When you have a WhatsApp group with N people, you are essentially bringing together N * (N-1)/2 pairs of people. Now, some of these pairs might get along fantastically well. Other pairs might loath each other. And yet others are indifferent to each other.

My hypothesis is that the more the number of pairs in a group that like to talk to each other, the better the group functions (yes it’s a rather simple metric).

Now, this hypothesis is rather simplistic – for example, you can have threesomes of people whose mutual relationship is very different from that of any pair taken together. So this ignores a higher order correlation term, but improves simplicity. It’s like that benzene ring, where six carbon atoms bond together in a way no two of them as a pair can (forget the scientific term for such bonding)!

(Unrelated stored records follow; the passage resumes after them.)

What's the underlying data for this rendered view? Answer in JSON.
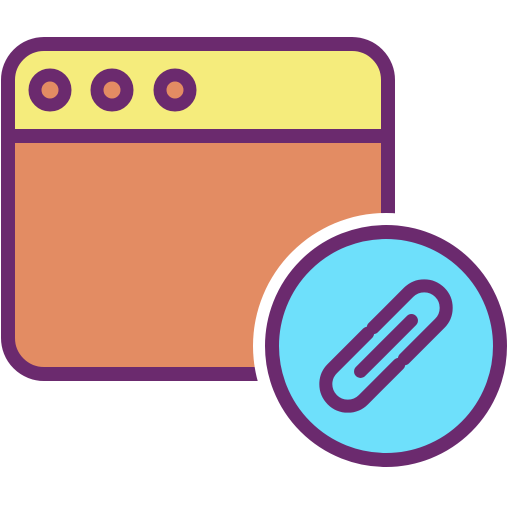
{
  "icon": {
    "name": "browser-link-icon",
    "colors": {
      "outline": "#6b2a6e",
      "titlebar": "#f5ec7c",
      "body": "#e38c63",
      "dot_fill": "#e38c63",
      "badge": "#6ee0fb"
    },
    "window_dots": 3
  }
}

Yet, what we have here is a good measure of cohesion within the group. It also explains why sometimes the addition of a single member can lead to the destruction of the group – for it can increase the proportion of people who don’t like to talk to each other!

The model is incomplete, though. For now, it doesn’t differentiate between “don’t care conditions” (people in the group who are indifferent to each other) and “don’t get alongs”. If we can incorporate that without making the formula more complex, I think we might be up to something.

Maybe we should form a WhatsApp group to discuss what a good formula might look like!